Dzwonek Pierwszy miesiąc prenumeraty za 50% ceny Sprawdź

r e k l a m a

Partner serwisu

Jak Kaszuby z Kociewiem nicią połączyli

Data publikacji 21.02.2021r.

Kilka miesięcy temu byliśmy z wizytą w Słonecznej Galerii w pomorskim Wysinie. Tamtejsza fundacja już miała na koncie kilka ciekawych projektów. Tuż przed naszym wyjazdem jej członkowie oznajmili, że mają w planach projekt wyzwanie: że chcą połączyć haftem dwie grupy etniczne. Właśnie się im to udało. Projekt "Przenikanie kultur" realizują dzięki dotacji ze środków programu "UTW – Seniorzy w akcji" Polsko-Amerykańskiej Fundacji Wolności realizowanego przez Towarzystwo Inicjatyw Twórczych "ę".

pomorskie
Mieliśmy do Wysina pojechać raz jeszcze. Ale kiedy zadzwoniliśmy tam tydzień temu, okazało się, że dwie biorące udział w hafciarskim projekcie panie są na kwarantannie. W takich sytuacjach od roku z pomocą przychodzi Internet. Piotr Krzyżanowski, prezes fundacji Słoneczna Galeria, zaprosił wszystkich na spotkanie za pośrednictwem platformy Zoom.
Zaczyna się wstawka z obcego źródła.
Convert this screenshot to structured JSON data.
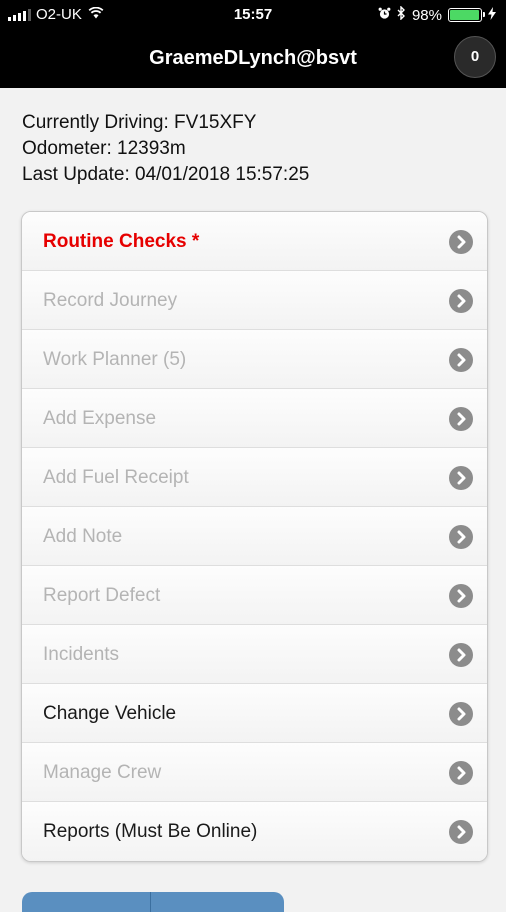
{
  "status_bar": {
    "carrier": "O2-UK",
    "time": "15:57",
    "battery": "98%",
    "battery_level": 0.98,
    "icons": [
      "signal-icon",
      "wifi-icon",
      "alarm-icon",
      "bluetooth-icon",
      "battery-icon",
      "charging-icon"
    ]
  },
  "header": {
    "title": "GraemeDLynch@bsvt",
    "badge_count": "0"
  },
  "info": {
    "currently_driving": "Currently Driving: FV15XFY",
    "odometer": "Odometer: 12393m",
    "last_update": "Last Update: 04/01/2018 15:57:25"
  },
  "menu": {
    "items": [
      {
        "label": "Routine Checks *",
        "state": "alert"
      },
      {
        "label": "Record Journey",
        "state": "disabled"
      },
      {
        "label": "Work Planner (5)",
        "state": "disabled"
      },
      {
        "label": "Add Expense",
        "state": "disabled"
      },
      {
        "label": "Add Fuel Receipt",
        "state": "disabled"
      },
      {
        "label": "Add Note",
        "state": "disabled"
      },
      {
        "label": "Report Defect",
        "state": "disabled"
      },
      {
        "label": "Incidents",
        "state": "disabled"
      },
      {
        "label": "Change Vehicle",
        "state": "active"
      },
      {
        "label": "Manage Crew",
        "state": "disabled"
      },
      {
        "label": "Reports (Must Be Online)",
        "state": "active"
      }
    ]
  },
  "colors": {
    "alert": "#e60000",
    "disabled": "#b4b4b4",
    "active": "#1a1a1a",
    "header_bg": "#000000",
    "battery_green": "#4cd964",
    "bottom_button": "#5a8fc0"
  }
}
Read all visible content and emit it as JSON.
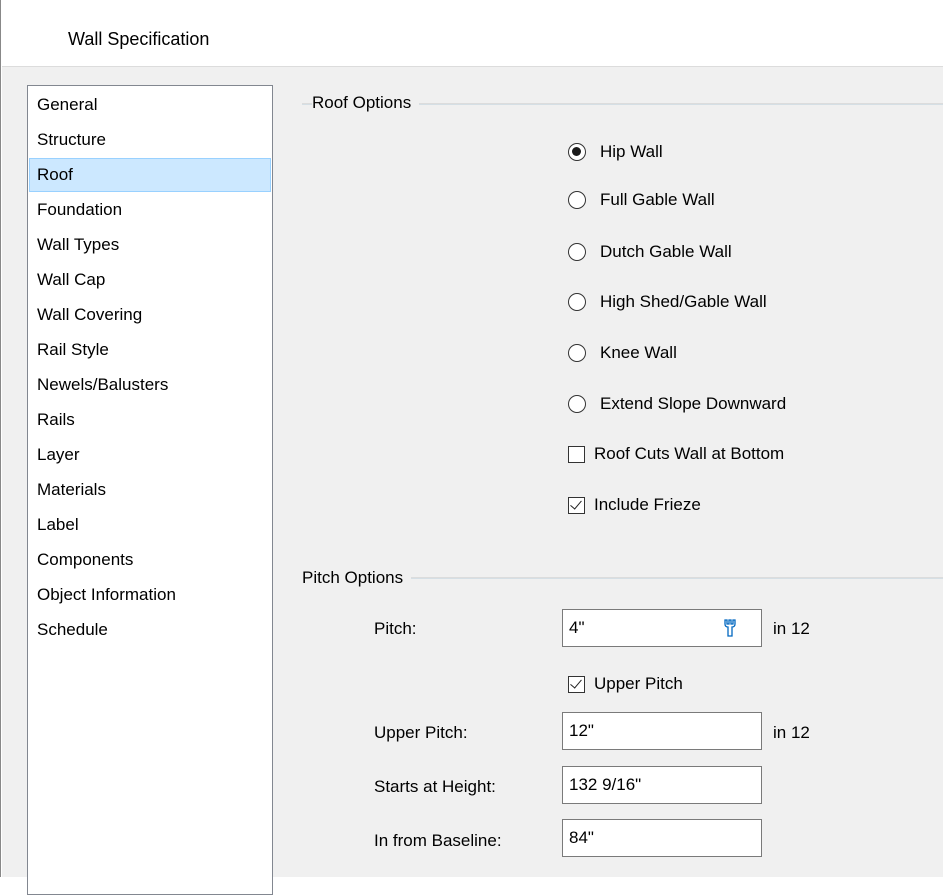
{
  "window": {
    "title": "Wall Specification"
  },
  "nav": {
    "items": [
      {
        "label": "General"
      },
      {
        "label": "Structure"
      },
      {
        "label": "Roof",
        "selected": true
      },
      {
        "label": "Foundation"
      },
      {
        "label": "Wall Types"
      },
      {
        "label": "Wall Cap"
      },
      {
        "label": "Wall Covering"
      },
      {
        "label": "Rail Style"
      },
      {
        "label": "Newels/Balusters"
      },
      {
        "label": "Rails"
      },
      {
        "label": "Layer"
      },
      {
        "label": "Materials"
      },
      {
        "label": "Label"
      },
      {
        "label": "Components"
      },
      {
        "label": "Object Information"
      },
      {
        "label": "Schedule"
      }
    ]
  },
  "roof_options": {
    "group_label": "Roof Options",
    "radios": [
      {
        "label": "Hip Wall",
        "checked": true
      },
      {
        "label": "Full Gable Wall",
        "checked": false
      },
      {
        "label": "Dutch Gable Wall",
        "checked": false
      },
      {
        "label": "High Shed/Gable Wall",
        "checked": false
      },
      {
        "label": "Knee Wall",
        "checked": false
      },
      {
        "label": "Extend Slope Downward",
        "checked": false
      }
    ],
    "roof_cuts_wall": {
      "label": "Roof Cuts Wall at Bottom",
      "checked": false
    },
    "include_frieze": {
      "label": "Include Frieze",
      "checked": true
    }
  },
  "pitch_options": {
    "group_label": "Pitch Options",
    "pitch": {
      "label": "Pitch:",
      "value": "4\"",
      "unit": "in 12",
      "icon": "wrench-icon"
    },
    "upper_pitch_check": {
      "label": "Upper Pitch",
      "checked": true
    },
    "upper_pitch": {
      "label": "Upper Pitch:",
      "value": "12\"",
      "unit": "in 12"
    },
    "starts_at_height": {
      "label": "Starts at Height:",
      "value": "132 9/16\""
    },
    "in_from_baseline": {
      "label": "In from Baseline:",
      "value": "84\""
    }
  }
}
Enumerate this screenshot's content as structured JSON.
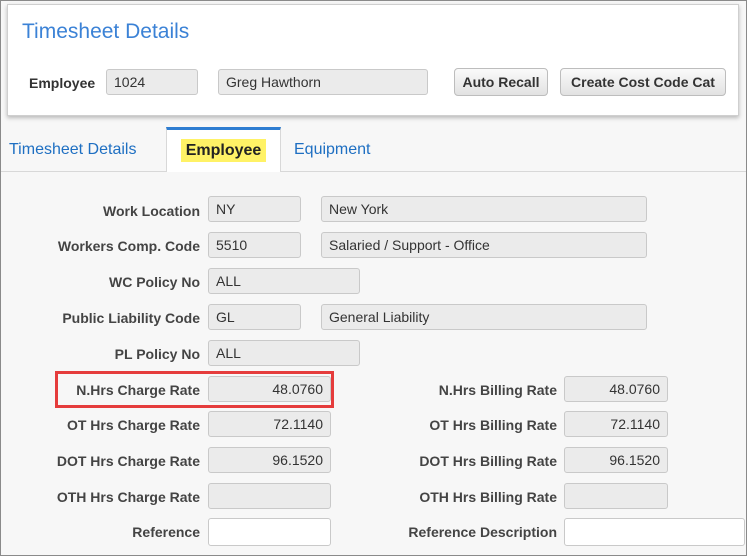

Pokój zorganizowany na małym ekranie, wirtualny, ma swoje ograniczenia, ale i zalety. Zmusza do uważnego słuchania siebie nawzajem, bo w tych platformach do spotkań jest tak, że kiedy ktoś choć jednym słowem wtrąci się do czyjejś wypowiedzi, nie słychać pierwszego rozmówcy.

r e k l a m a

Każda ze swoją makatką

Na ekranie pojawili się Piotr i Krystyna, założyciele Galerii, Jola z pobliskiej wsi Głodowo i Maryla, która mieszka w niedalekim Liniewie.
– Znaliśmy się z Krysią i Piotrem, zanim powstała Słoneczna Galeria. Na każde zaproszenie jeździliśmy do Wysina, spotykaliśmy się na wystawach, wernisażach, przy okazji projektów. Im w Wysinie wszystko się zawsze udaje – opowiada Jola.
Z zawodu jest chemiczką. Lata temu brała nawet udział w przygotowaniach do budowy elektrowni atomowej w Żarnowcu, która nigdy nie powstała. Teraz wraz ze swoimi koleżankami z kilku wsi za sprawą projektu powróciła do haftowania. Już nie rozszczepia atomów, za to igłą i nitką buduje silne jak wiązania atomowe więzi międzyludzkie.
Z tym haftem było tak: dwa lata temu Krystyna i Piotr zorganizowali w Wysinie pierwsze od dziesięcioleci obchody rocznicy wywiezienia Kaszubów z istniejącego na terenie wsi obozu przejściowego w czasie drugiej wojny światowej. Część mieszkańców została, część musiała zostawić wszystko, by wrócić po latach. To było niezwykle traumatyczne dla tamtejszej społeczności wydarzenie. Na lata poróżniło wiele rodzin.
– Nie tylko wywózka podzieliła mieszkańców. Przez Wysin biegnie droga powiatowa. Po jednej stronie mieszkają Kaszubi, a po drugiej Kociewiacy. I mimo że wiele jest już małżeństw mieszanych, wciąż czuje się, że wzajemna niechęć między tymi grupami nie gaśnie. Okazuje się, że od tych mniej więcej trzydziestu lat, kiedy zaczęło przybywać rodzin mieszanych, nie haftuje się już w domach, choć istnieje charakterystyczny, tradycyjny haft kaszubski i równie stary kociewski. Haft był czymś tak bardzo stanowiącym o tożsamości, że żeby przeżyć w tych rodzinach bez niesnasek, kobiety wolały chyba zrezygnować z takiego zaznaczania swojej obecności. I w ogóle przestały haftować. Dlatego pomyśleliśmy, że stworzenie zupełnie nowej jakości, nowego haftu, bazującego na motywach obu tych tradycyjnych, będzie czymś, co pogodzi Kaszuby z Kociewiem. Taki nowy haft byłby dla obu stron bezpieczny – opowiada Krystyna, a Piotr dodaje, że jeśli ktoś ma w domu makatkę czy serwetkę kaszubską, to znaczy, że to jest Kaszub – i koniec. A Kociewiance trudno było czasem usiąść do stołu z taką serwetą.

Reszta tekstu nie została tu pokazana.